Like so many members across the country I recently received an email from the electoral services enclosing my ballot paper for the on-going NEC elections. This came as little surprise to me as the Young Fabians had used a similar method to elect its executive. Further back than that there was always an opportunity to vote online for a new student motion, whether it was on tuition fees or the new menu in our student bar.
So after I finally found the time to cast my ballot, I pondered on the simple question ‘surely now is the time to try out online voting nationally?’
I’m proud to be in a party that has led from the front on widening participation across all age groups from young people to the elderly. The concerted effort to promote turnout by the leadership is a testament to our values of representing the many and not just the few.
However the spiralling decline of support for politics across all ages suggests there is still work to be done. The trend doesn’t seem to be abating as unfortunately in the last elections numbers fell again and figures suggest that they may not vastly improve next May. Granted the European and local elections may not have been the most exciting contests but two countries in a similar position have used it as an opportunity to pioneer their online voting system. Estonia and Switzerland are hardly the European countries which naturally roll of most tongues but they’ve seen their online voting system go off without a hitch with 16% of online voters saying they wouldn’t have voted if there weren’t online facilities. Surely Estonia and Switzerland provide the ideal example of how online voting can work, and if accompanied with modernisation of our political process it can inspire a whole new generation of voters.
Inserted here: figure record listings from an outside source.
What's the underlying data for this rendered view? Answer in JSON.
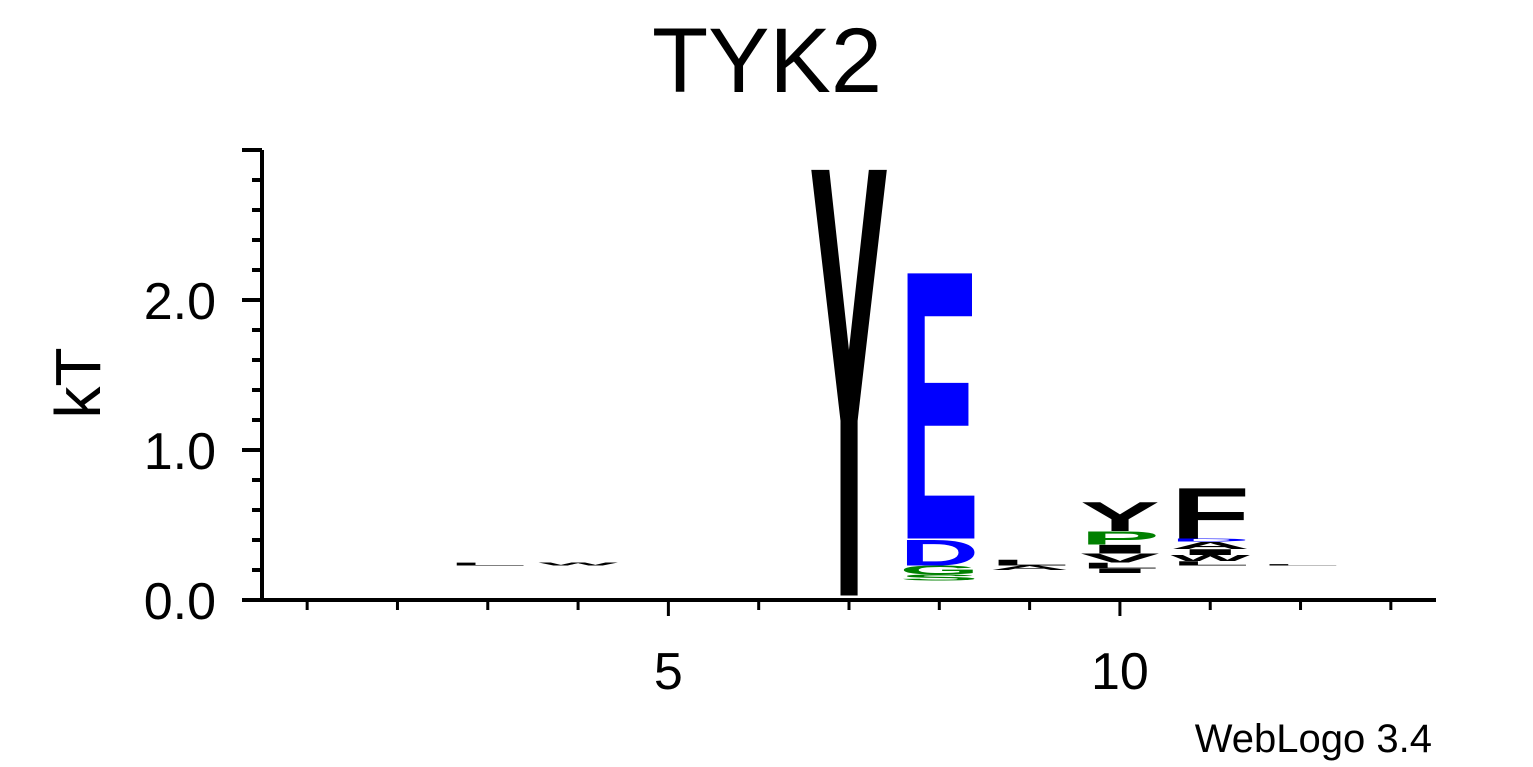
{
  "chart_data": {
    "type": "sequence-logo",
    "title": "TYK2",
    "ylabel": "kT",
    "xlabel": "",
    "credit": "WebLogo 3.4",
    "ylim": [
      0.0,
      3.0
    ],
    "xlim": [
      0.5,
      13.5
    ],
    "y_ticks": [
      "0.0",
      "1.0",
      "2.0"
    ],
    "y_tick_values": [
      0.0,
      1.0,
      2.0
    ],
    "x_ticks": [
      "5",
      "10"
    ],
    "x_tick_values": [
      5,
      10
    ],
    "colors": {
      "black": "#000000",
      "blue": "#0000ff",
      "green": "#008000"
    },
    "positions": [
      {
        "pos": 3,
        "baseline": 0.23,
        "letters": [
          {
            "char": "L",
            "height": 0.02,
            "color": "#000000"
          }
        ]
      },
      {
        "pos": 4,
        "baseline": 0.23,
        "letters": [
          {
            "char": "W",
            "height": 0.02,
            "color": "#000000"
          }
        ]
      },
      {
        "pos": 7,
        "baseline": 0.03,
        "letters": [
          {
            "char": "Y",
            "height": 2.97,
            "color": "#000000"
          }
        ]
      },
      {
        "pos": 8,
        "baseline": 0.13,
        "letters": [
          {
            "char": "S",
            "height": 0.04,
            "color": "#008000"
          },
          {
            "char": "G",
            "height": 0.06,
            "color": "#008000"
          },
          {
            "char": "D",
            "height": 0.18,
            "color": "#0000ff"
          },
          {
            "char": "E",
            "height": 1.85,
            "color": "#0000ff"
          }
        ]
      },
      {
        "pos": 9,
        "baseline": 0.2,
        "letters": [
          {
            "char": "A",
            "height": 0.03,
            "color": "#000000"
          },
          {
            "char": "L",
            "height": 0.04,
            "color": "#000000"
          }
        ]
      },
      {
        "pos": 10,
        "baseline": 0.18,
        "letters": [
          {
            "char": "I",
            "height": 0.03,
            "color": "#000000"
          },
          {
            "char": "L",
            "height": 0.04,
            "color": "#000000"
          },
          {
            "char": "V",
            "height": 0.06,
            "color": "#000000"
          },
          {
            "char": "I",
            "height": 0.06,
            "color": "#000000"
          },
          {
            "char": "P",
            "height": 0.09,
            "color": "#008000"
          },
          {
            "char": "Y",
            "height": 0.2,
            "color": "#000000"
          }
        ]
      },
      {
        "pos": 11,
        "baseline": 0.23,
        "letters": [
          {
            "char": "L",
            "height": 0.03,
            "color": "#000000"
          },
          {
            "char": "W",
            "height": 0.04,
            "color": "#000000"
          },
          {
            "char": "I",
            "height": 0.04,
            "color": "#000000"
          },
          {
            "char": "A",
            "height": 0.05,
            "color": "#000000"
          },
          {
            "char": "D",
            "height": 0.02,
            "color": "#0000ff"
          },
          {
            "char": "F",
            "height": 0.35,
            "color": "#000000"
          }
        ]
      },
      {
        "pos": 12,
        "baseline": 0.23,
        "letters": [
          {
            "char": "L",
            "height": 0.01,
            "color": "#000000"
          }
        ]
      }
    ]
  }
}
Nevertheless critics have often pointed to the pitfalls of online voting, citing the digital divide and security concerns as the main draw backs. It is fair to say that any introduction of online voting may seem to benefit the tech savvy 20 something year olds but a recent survey from McCarthy & Stone showed that 96% of pensioners said they felt savvier with technology as compared to 5 years ago. Coupled with the fact that Britain now ranks as the 8th most connected country in the world meaning an introduction in online voting would benefit us all. Concerns have also been raised over security and the rising ease at which hackers are able to compromise online systems, yet if we followed that argument we may as well quit while we’re ahead and start trading by barter again. Crucially the main rebuttal too many of the criticism of online voting is simply that it’s just another option to complement an existing range of voting methods and if given the chance, possibly a game changer in widening participation.
As with most changes in laws, implementation of online voting will be largely down to whether policy makers in Whitehall believe that providing this additional method of voting will increase turnout. There’s no better argument for the introduction of online voting than the success of postal voting. According to the electoral commission 83% of those with a postal ballot in 2010 returned it, by way of contrast only six in ten of those electors required to vote ‘in person’ did so. History has shown that eventually politics will catch up with modern society, the question is whether we’ve learnt the lessons from the eternity it took to introduce postal votes on demand or will we have to wait another 50 years.